Five people died when White Island, also known by its Maori name of Whakaari, unexpectedly erupted at 2:11 p.m. local time (8:11 p.m. ET on Sunday). Another eight remain missing and are presumed dead.
Police said Tuesday morning that, according to tour operators, 47 people had been on White Island at the time of the eruption. The privately-owned island is about 30 miles off the east coast of New Zealand and popular with tourists.
Of the 47, five were New Zealanders and the rest overseas tourists, including 24 people from Australia, nine from the United States, four from Germany, two each from the United Kingdom and China, and one from Malaysia.
The nationalities of the five dead and eight missing are not yet confirmed, though at least three of the five dead are believed to be Australians.
Ministry of Health spokesperson Dr Pete Watson said New Zealand's burns units were full to capacity with people injured in the eruption, and that it was possible some of those people would not survive. The injured are aged between 13 and 72.
"I want to reiterate the severity of the injuries, but also the numbers. So this is really large in terms of the pressure it's putting on our units," he said. "We're doing all we can ... we're really confident of the expertise we have and it is possible not all of the patients will survive. But at this stage, everybody is receiving the care they require."
Of 31 injured, 25 are in burns units in Christchurch, Hutt Valley, Waikato and Middlemore Hospitals, while six others are in Tauranga and Auckland awaiting transfer when a bed becomes available.
Twenty-seven of those people have suffered burns to more than 30% of their body, and many have inhalation burns that require airway support, Watson said.
Some of the injured Australian citizens are likely to be transferred to burns units in Australia.
Emergency services have been unable to get access to the island on the advice of volcano experts, who said the scene was too dangerous and unstable. But reconnaissance flights over the island since the eruption have not revealed any signs of life.
Deputy Commissioner John Tims said on Tuesday afternoon that NZ Police had marked photos indicating where six bodies may be, but they are covered in ash.
"We can never say 100%. But I would strongly suggest that there is no-one that has survived on the island," Tims said.
"I base that on the fact those brave people that went across to the island yesterday, and rescued a number of people, you know, said that they could not see anyone that was still alive."
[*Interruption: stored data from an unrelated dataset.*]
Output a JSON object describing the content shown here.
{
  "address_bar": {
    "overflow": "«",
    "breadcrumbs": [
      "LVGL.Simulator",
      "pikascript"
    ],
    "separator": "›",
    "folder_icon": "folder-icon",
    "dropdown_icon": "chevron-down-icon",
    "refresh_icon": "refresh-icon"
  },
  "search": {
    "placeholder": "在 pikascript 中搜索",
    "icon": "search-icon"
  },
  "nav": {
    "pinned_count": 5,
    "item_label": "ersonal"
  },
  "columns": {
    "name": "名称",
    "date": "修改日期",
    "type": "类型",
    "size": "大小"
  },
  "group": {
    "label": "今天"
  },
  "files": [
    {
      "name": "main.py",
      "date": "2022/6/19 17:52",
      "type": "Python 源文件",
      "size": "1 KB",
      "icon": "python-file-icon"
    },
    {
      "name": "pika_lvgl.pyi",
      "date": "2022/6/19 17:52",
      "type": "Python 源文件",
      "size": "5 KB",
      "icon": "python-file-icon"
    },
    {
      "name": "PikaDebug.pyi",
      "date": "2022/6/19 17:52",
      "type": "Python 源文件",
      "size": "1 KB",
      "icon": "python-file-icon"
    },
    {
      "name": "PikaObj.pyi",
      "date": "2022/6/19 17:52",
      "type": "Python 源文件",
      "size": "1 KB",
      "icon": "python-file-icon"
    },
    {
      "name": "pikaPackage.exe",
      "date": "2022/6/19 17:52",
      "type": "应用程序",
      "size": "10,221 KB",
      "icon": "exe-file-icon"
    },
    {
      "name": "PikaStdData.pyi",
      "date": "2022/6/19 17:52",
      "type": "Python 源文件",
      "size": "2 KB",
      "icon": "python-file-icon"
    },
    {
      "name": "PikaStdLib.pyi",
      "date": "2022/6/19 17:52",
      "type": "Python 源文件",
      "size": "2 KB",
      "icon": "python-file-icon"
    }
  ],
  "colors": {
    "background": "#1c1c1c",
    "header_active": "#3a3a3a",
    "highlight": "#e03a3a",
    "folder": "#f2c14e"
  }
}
Authorities are attempting to fly a drone with specialised measuring equipment over the island to assess conditions, but the weather has made that impossible so far.
Police are currently investigating the deaths on behalf of the coroner, and a separate parallel investigation is being carried out by the New Zealand workplace health and safety regulator.
In an earlier news conference, Prime Minister Jacinda Ardern assured people that police were doing "everything they can" to get more information.
“I know there will be a huge amount of concern and anxiety for those who had loved ones on or around the island at the time," she said.
Videos and images posted online by tourists who left the island shortly before the volcano erupted showed a huge plume of white ash in the sky.
Visitor Michael Schade said he and his family had been in the crater of the volcano just 30 minutes before it erupted.
Another video Schade posted shows what looks like a destroyed helicopter close to the shore of the island, as people waited to leave.
A webcam operated by New Zealand's geological hazard agency GeoNet showed at least one group of tourists inside the crater shortly before it erupted. The camera later went dark.
Tims told journalists at an earlier press conference that 10 people remained unaccounted for on the island but could not be more specific. The victims include a range of nationalities, Tims added. Police had earlier said around 50 people were on the island when the volcano erupted.
“Our thoughts are absolutely with the friends and family of those that are injured and those who have died," he said.
Australian Prime Minister Scott Morrison tweeted to say that Australians had been "caught up in this terrible event."
White Island or Whakaari is New Zealand's most active cone volcano. It last experienced a short-lived eruption three years ago.
An earlier version of this post, using information from NZ Police deputy commissioner John Tims, stated that police had launched a criminal investigation into the deaths and injuries caused by the eruption.
Police have since issued a statement saying it is "too early" to confirm if there will be a criminal investigation, and clarifying that they are currently investigating the deaths on behalf of the coroner.